Brexit: average cost of £50,000 per employee to relocate from UK

Synechron, Inchas announced the results of its analysis that determined it would cost banks and other financial services companies an average of £50,000 per employee to relocate parts of their UK workforce to another European city in the wake or Brexit. The company calculated the figure using estimated relocation, hiring and redundancy costs, new building and rent costs and other infrastructure & some contingency costs.

Tim Cuddeford from the Business Consulting Practice at Synechron said: “Following the UK’s decision to leave the European Union, many banks and financial services firms are having to consider where best to locate certain parts of their workforce. Financial ‘passporting’ is vital to the work many banks undertake across Europe and they will have to think carefully about which city within the EU their interests and their clients’ interests will be best served.

“Our calculations show that it could cost these firms on average £50,000 per employee to relocate parts of their workforce out of the UK, perhaps to financial centres such as Amsterdam, Dublin, Paris and Frankfurt. Other cities may be just as competitive and worth considering as long as there is access to similar talent pool and infrastructure.”

About the 50K analysis: 

Synechron Business Consulting help a number of large organisations with their global location strategies. The analysis of potential Brexit relocation costs used our knowledge and experience in this field to analyse a scenario in which a bank is planning to move 1,000 roles from the UK to a new headquarters in another major European financial centre.

Designed to assist organisations with their relocation planning, this analysis assumes that 65% staff relocate and 35% are new hires whilst excluding baking license and capitalisation costs as they would vary by regulator and individual firm too much. The analysis takes into account relocation, hiring and redundancy costs, new building and rent costs, as well as allowing for other infrastructure & contingency costs.

When broken down, the hiring and staff relocation cost is estimated to cost a bank looking to move 1,000 roles at around £23mn. In addition, new building and rent costs could be as much as £20.6mn. Allowing an additional 20% in a budget for contingency costs, the overall cost for a bank to consider in this scenario would reach just over £50mn. Therefore this would cost £50k per person, on average.

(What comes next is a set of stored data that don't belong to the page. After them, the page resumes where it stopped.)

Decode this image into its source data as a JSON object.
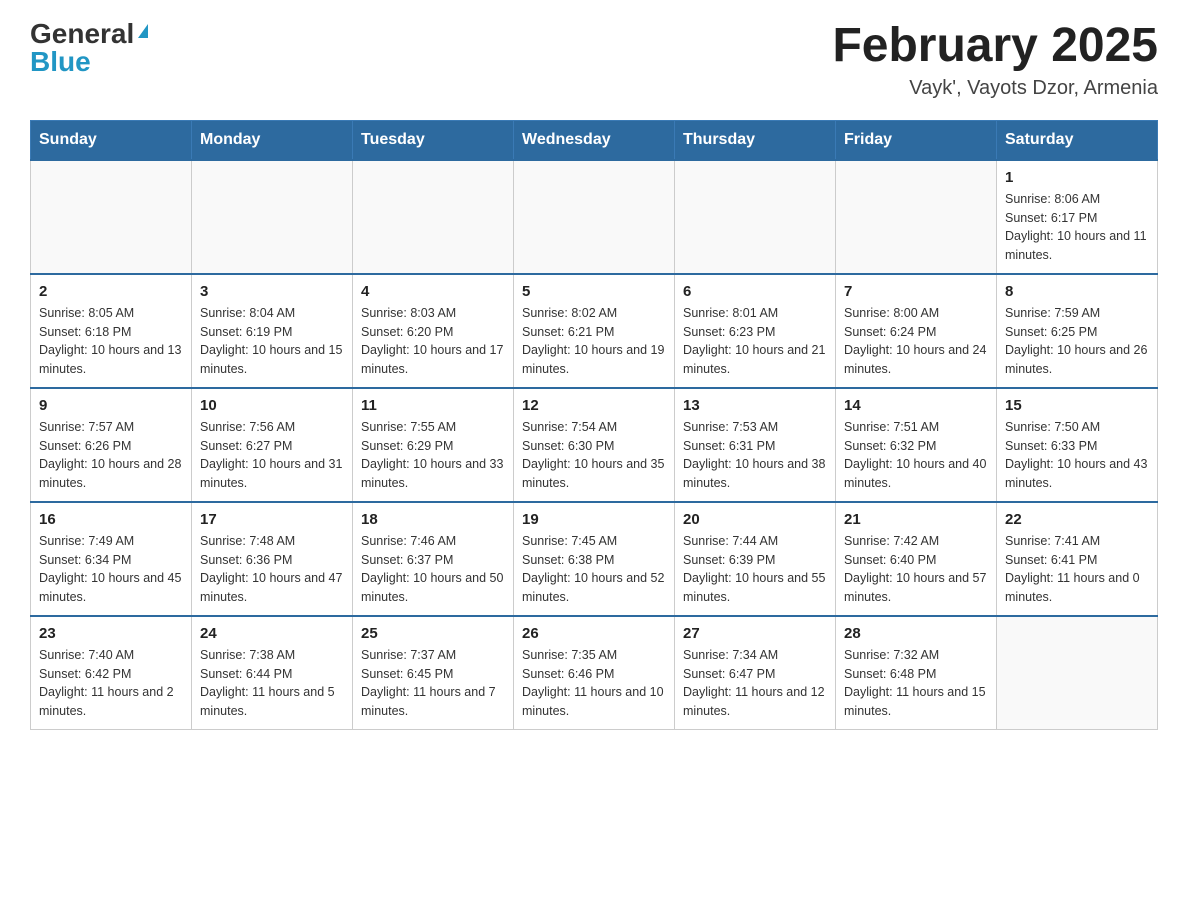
{
  "header": {
    "logo_general": "General",
    "logo_blue": "Blue",
    "title": "February 2025",
    "location": "Vayk', Vayots Dzor, Armenia"
  },
  "weekdays": [
    "Sunday",
    "Monday",
    "Tuesday",
    "Wednesday",
    "Thursday",
    "Friday",
    "Saturday"
  ],
  "weeks": [
    [
      {
        "day": "",
        "info": ""
      },
      {
        "day": "",
        "info": ""
      },
      {
        "day": "",
        "info": ""
      },
      {
        "day": "",
        "info": ""
      },
      {
        "day": "",
        "info": ""
      },
      {
        "day": "",
        "info": ""
      },
      {
        "day": "1",
        "info": "Sunrise: 8:06 AM\nSunset: 6:17 PM\nDaylight: 10 hours and 11 minutes."
      }
    ],
    [
      {
        "day": "2",
        "info": "Sunrise: 8:05 AM\nSunset: 6:18 PM\nDaylight: 10 hours and 13 minutes."
      },
      {
        "day": "3",
        "info": "Sunrise: 8:04 AM\nSunset: 6:19 PM\nDaylight: 10 hours and 15 minutes."
      },
      {
        "day": "4",
        "info": "Sunrise: 8:03 AM\nSunset: 6:20 PM\nDaylight: 10 hours and 17 minutes."
      },
      {
        "day": "5",
        "info": "Sunrise: 8:02 AM\nSunset: 6:21 PM\nDaylight: 10 hours and 19 minutes."
      },
      {
        "day": "6",
        "info": "Sunrise: 8:01 AM\nSunset: 6:23 PM\nDaylight: 10 hours and 21 minutes."
      },
      {
        "day": "7",
        "info": "Sunrise: 8:00 AM\nSunset: 6:24 PM\nDaylight: 10 hours and 24 minutes."
      },
      {
        "day": "8",
        "info": "Sunrise: 7:59 AM\nSunset: 6:25 PM\nDaylight: 10 hours and 26 minutes."
      }
    ],
    [
      {
        "day": "9",
        "info": "Sunrise: 7:57 AM\nSunset: 6:26 PM\nDaylight: 10 hours and 28 minutes."
      },
      {
        "day": "10",
        "info": "Sunrise: 7:56 AM\nSunset: 6:27 PM\nDaylight: 10 hours and 31 minutes."
      },
      {
        "day": "11",
        "info": "Sunrise: 7:55 AM\nSunset: 6:29 PM\nDaylight: 10 hours and 33 minutes."
      },
      {
        "day": "12",
        "info": "Sunrise: 7:54 AM\nSunset: 6:30 PM\nDaylight: 10 hours and 35 minutes."
      },
      {
        "day": "13",
        "info": "Sunrise: 7:53 AM\nSunset: 6:31 PM\nDaylight: 10 hours and 38 minutes."
      },
      {
        "day": "14",
        "info": "Sunrise: 7:51 AM\nSunset: 6:32 PM\nDaylight: 10 hours and 40 minutes."
      },
      {
        "day": "15",
        "info": "Sunrise: 7:50 AM\nSunset: 6:33 PM\nDaylight: 10 hours and 43 minutes."
      }
    ],
    [
      {
        "day": "16",
        "info": "Sunrise: 7:49 AM\nSunset: 6:34 PM\nDaylight: 10 hours and 45 minutes."
      },
      {
        "day": "17",
        "info": "Sunrise: 7:48 AM\nSunset: 6:36 PM\nDaylight: 10 hours and 47 minutes."
      },
      {
        "day": "18",
        "info": "Sunrise: 7:46 AM\nSunset: 6:37 PM\nDaylight: 10 hours and 50 minutes."
      },
      {
        "day": "19",
        "info": "Sunrise: 7:45 AM\nSunset: 6:38 PM\nDaylight: 10 hours and 52 minutes."
      },
      {
        "day": "20",
        "info": "Sunrise: 7:44 AM\nSunset: 6:39 PM\nDaylight: 10 hours and 55 minutes."
      },
      {
        "day": "21",
        "info": "Sunrise: 7:42 AM\nSunset: 6:40 PM\nDaylight: 10 hours and 57 minutes."
      },
      {
        "day": "22",
        "info": "Sunrise: 7:41 AM\nSunset: 6:41 PM\nDaylight: 11 hours and 0 minutes."
      }
    ],
    [
      {
        "day": "23",
        "info": "Sunrise: 7:40 AM\nSunset: 6:42 PM\nDaylight: 11 hours and 2 minutes."
      },
      {
        "day": "24",
        "info": "Sunrise: 7:38 AM\nSunset: 6:44 PM\nDaylight: 11 hours and 5 minutes."
      },
      {
        "day": "25",
        "info": "Sunrise: 7:37 AM\nSunset: 6:45 PM\nDaylight: 11 hours and 7 minutes."
      },
      {
        "day": "26",
        "info": "Sunrise: 7:35 AM\nSunset: 6:46 PM\nDaylight: 11 hours and 10 minutes."
      },
      {
        "day": "27",
        "info": "Sunrise: 7:34 AM\nSunset: 6:47 PM\nDaylight: 11 hours and 12 minutes."
      },
      {
        "day": "28",
        "info": "Sunrise: 7:32 AM\nSunset: 6:48 PM\nDaylight: 11 hours and 15 minutes."
      },
      {
        "day": "",
        "info": ""
      }
    ]
  ]
}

Search firms are also noting some movements of staff and have commented on their experience so far.

Lloyd Wahed, Managing Director at Athelstan Search has commented on the increasing prevalence of data analytics roles in London’s investment banks post Brexit

“We are hearing clearly that banks are looking to relocate certain functions from Britain to the Continent. However, it is clear that the bulk of this movement will be back office, support and administrative roles. On the other hand, not only are the more highly skilled and strategic roles staying put, we have seen demand for data analysts in London’s investment banks increase. 

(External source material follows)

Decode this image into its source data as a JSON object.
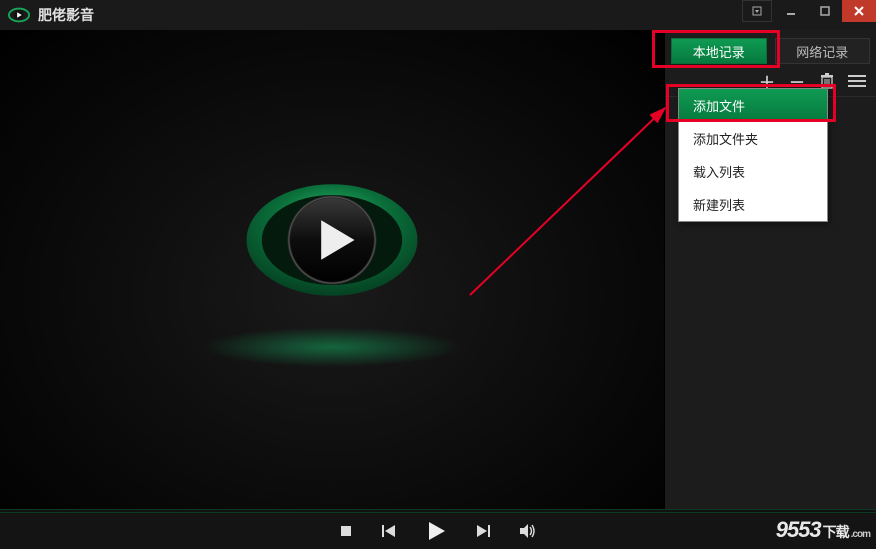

“In particular, there has been an uptick in search requests for Chief Data Officers. This has largely been in response to impending European directives like Mifid II and the GDPR, which will still affect British banks post-Brexit. Overall, the growing importance of data analytics for both compliance and strategic purposes means that banks simply can’t afford to relocate such crucial members of the organisation.”

Alex Howard-Keyes, investment banking partner at executive search firm Alderbrooke looks at UK banks’ employment strategies and how they are changing in preparation for Article 50.

“It seems likely that some personnel will move to European destinations in time. We are hearing from some large US and European banks they are seriously considering relocating small operations to different destinations in Europe. Frankfurt appears to be the preferred location, although Dublin is also in contention. On the other hand, it’s not clear whether heavy handed marketing campaigns to lure banks to Paris have yet yielded results.

“Any future relocation will almost certainly be gradual and the scale of this migration will depend on the agreement reached by the UK & EU. In any case, the likelihood is London will remain the pre-eminent financial centre in Europe for the foreseeable future. 

“Firms must communicate any relocation strategy to employees as soon as possible. Employees themselves can also play a part. Marking yourself out as a flexible employee by putting yourself forward for roles required abroad will highlight your value.”